2. Automatic lapsing after registration of a dealing
Section 90(1) of the Act provides that every caveat (barring some listed exceptions) shall lapse upon the expiration of the date listed in the lapsing notice given to a caveator by the Registrar, which provides notice that a transfer or dealing has been lodged for registration
To protect their interest, a caveator must appear before a Court before the expiration of the date listed in the lapsing notice. The caveator must give such undertaking or security or lodge such sum as the Court considers sufficient to indemnify every person against any damage that may be sustained by reason of any disposition of the property being delayed by a caveator’s action to substantiate the basis for its caveat. The Court must order the Registrar to stay registration of the relevant dealing or transfer.
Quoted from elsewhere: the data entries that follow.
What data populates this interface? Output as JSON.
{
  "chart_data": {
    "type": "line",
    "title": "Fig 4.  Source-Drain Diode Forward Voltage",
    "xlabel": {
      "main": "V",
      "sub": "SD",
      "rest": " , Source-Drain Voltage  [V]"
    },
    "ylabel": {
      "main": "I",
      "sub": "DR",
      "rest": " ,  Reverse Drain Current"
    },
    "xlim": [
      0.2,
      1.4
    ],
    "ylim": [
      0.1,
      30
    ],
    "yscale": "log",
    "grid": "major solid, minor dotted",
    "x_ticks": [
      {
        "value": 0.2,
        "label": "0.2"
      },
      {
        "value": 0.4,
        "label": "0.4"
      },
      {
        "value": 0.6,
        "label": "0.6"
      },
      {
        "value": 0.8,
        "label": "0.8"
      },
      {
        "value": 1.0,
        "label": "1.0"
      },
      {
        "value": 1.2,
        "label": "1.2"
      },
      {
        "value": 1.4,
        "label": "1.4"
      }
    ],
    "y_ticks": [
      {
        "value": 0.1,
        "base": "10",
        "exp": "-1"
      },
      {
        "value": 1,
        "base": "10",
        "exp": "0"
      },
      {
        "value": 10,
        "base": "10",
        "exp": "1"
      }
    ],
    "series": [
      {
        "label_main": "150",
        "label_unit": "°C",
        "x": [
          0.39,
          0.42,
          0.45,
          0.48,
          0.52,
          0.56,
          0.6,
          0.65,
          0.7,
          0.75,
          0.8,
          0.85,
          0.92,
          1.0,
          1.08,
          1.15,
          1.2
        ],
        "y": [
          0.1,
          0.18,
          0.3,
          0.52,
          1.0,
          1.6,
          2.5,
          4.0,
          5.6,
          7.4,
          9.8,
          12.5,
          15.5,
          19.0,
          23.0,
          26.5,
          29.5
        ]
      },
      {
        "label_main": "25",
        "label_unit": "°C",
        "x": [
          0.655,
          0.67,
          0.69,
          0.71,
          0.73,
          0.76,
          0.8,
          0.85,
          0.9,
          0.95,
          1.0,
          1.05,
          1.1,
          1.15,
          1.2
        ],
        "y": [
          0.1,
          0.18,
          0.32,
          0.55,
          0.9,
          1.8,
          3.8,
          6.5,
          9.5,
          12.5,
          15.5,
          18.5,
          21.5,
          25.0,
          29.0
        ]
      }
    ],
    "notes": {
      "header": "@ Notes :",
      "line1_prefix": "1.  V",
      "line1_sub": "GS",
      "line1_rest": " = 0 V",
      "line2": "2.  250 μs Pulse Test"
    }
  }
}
It is important to note that the dates listed in the lapsing notice must be complied with by a caveator and will be strictly interpreted by the Court.
In the matter of Tawafi v Weil¹, the caveator received a lapsing notice under section 90(1) requiring an application to be made and a stay ordered by 31 July 2017. The caveator did not commence a proceeding until 2 August 2017 and was held to be out of time, the result being the lapsing of the caveat.
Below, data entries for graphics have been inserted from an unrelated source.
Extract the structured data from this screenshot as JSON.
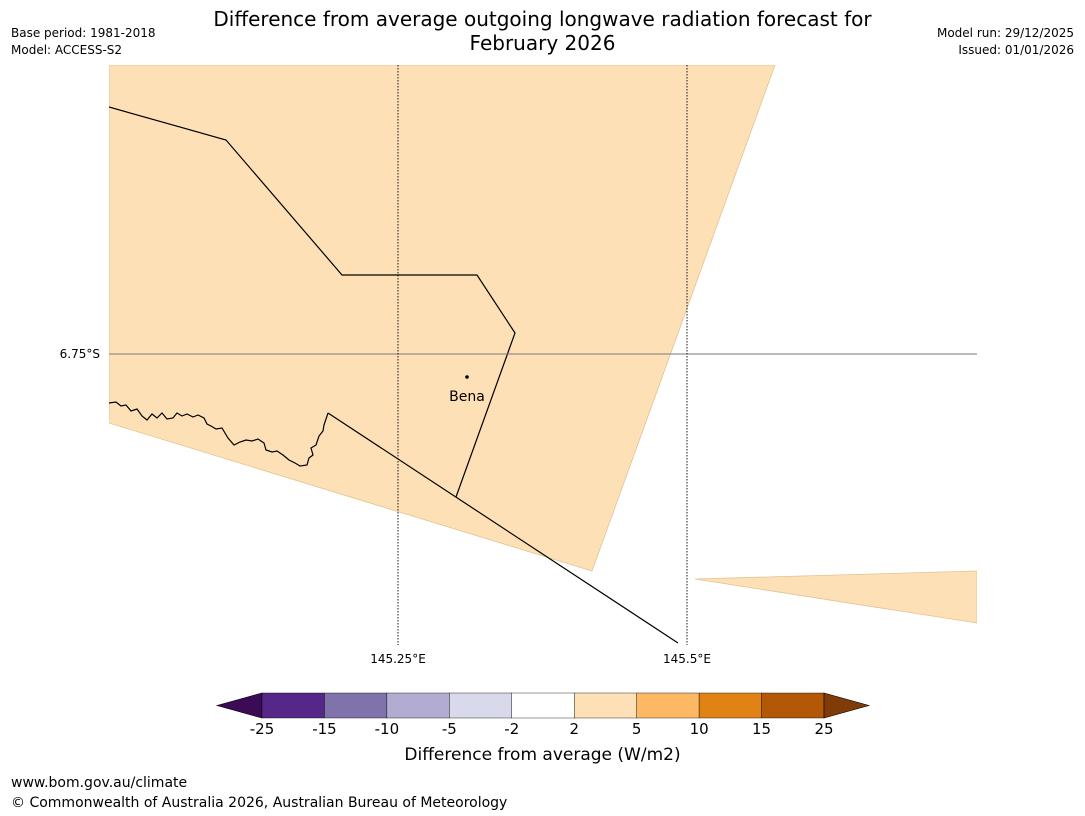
{
  "header": {
    "title_line1": "Difference from average outgoing longwave radiation forecast for",
    "title_line2": "February 2026",
    "base_period": "Base period: 1981-2018",
    "model": "Model: ACCESS-S2",
    "model_run": "Model run: 29/12/2025",
    "issued": "Issued: 01/01/2026"
  },
  "map": {
    "latitude_label": "6.75°S",
    "longitude_labels": [
      "145.25°E",
      "145.5°E"
    ],
    "place_name": "Bena",
    "fill_color": "#fde0b6"
  },
  "colorbar": {
    "title": "Difference from average (W/m2)",
    "ticks": [
      "-25",
      "-15",
      "-10",
      "-5",
      "-2",
      "2",
      "5",
      "10",
      "15",
      "25"
    ],
    "colors": [
      "#3b0b56",
      "#542788",
      "#8073ac",
      "#b2abd2",
      "#d8daeb",
      "#ffffff",
      "#fee0b6",
      "#fdb863",
      "#e08214",
      "#b35806",
      "#7f3b08"
    ]
  },
  "footer": {
    "url": "www.bom.gov.au/climate",
    "copyright": "© Commonwealth of Australia 2026, Australian Bureau of Meteorology"
  }
}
Justice Vickery additionally held in the matter of Traditional Values Management Ltd v Crane Distribution² that an actual order for the stay of the Registrar’s registration of the competing dealing must be made within the 30 day period, rather than just a proceeding being commenced in that period by a caveator.
The Court’s strict interpretation of these deadlines displays the necessity for a caveator to act promptly in taking steps to substantiate their caveat after receipt of a lapsing notice.
The consequences of failing to act in time are severe as a caveat based upon the same interest in land cannot be renewed after it has lapsed.
Service of a lapsing notice
Additionally, for the purposes of the Act, it is only necessary for the Registrar to actually send the lapsing notice, proof of which the Act indicates is simply the Registrar retaining a copy. The lapsing notice will take full force regardless of whether or not it was actually received by the caveator (Dimos v Willets³).
Pursuant to the Act, the Registrar remains entitled to proceed with an action even if the notice is returned or not delivered.
In NSW, lapsing notices must be served by the interested party rather than the Registrar.
Given the dire consequences of failing to respond to a lapsing notice in time, it is essential caveators promptly commence a proceeding to substantiate their proprietary interest and obtain a copy of registration of the competing dealing immediately upon receipt of a lapsing notice.
As a lapsing notice will be deemed served whether or not it was actually sent or received by a caveator, we also recommend caveators carefully ensure that:
- the address for service listed on their caveat is one that will bring the lapsing notice to their attention; and
- they update the address for service of the caveat with the Land Registry, should there be any change.
We have recently come across a circumstance where it appears a lapsing notice was not received at the address for service in the caveat (another legal firm) and no action was therefore taken by the caveator. The caveat has been postponed to a subsequently obtained and notified second mortgage, which had been registered in priority; with the likely result that the second mortgagee will recover all surplus net proceeds (a material sum) after the first mortgagee is paid from settlement of an existing sale of the property, rather than the caveator.
As such, it can be seen how, what may appear to be an innocuous notice, more often ignored when received than acted upon, can have real and material consequences.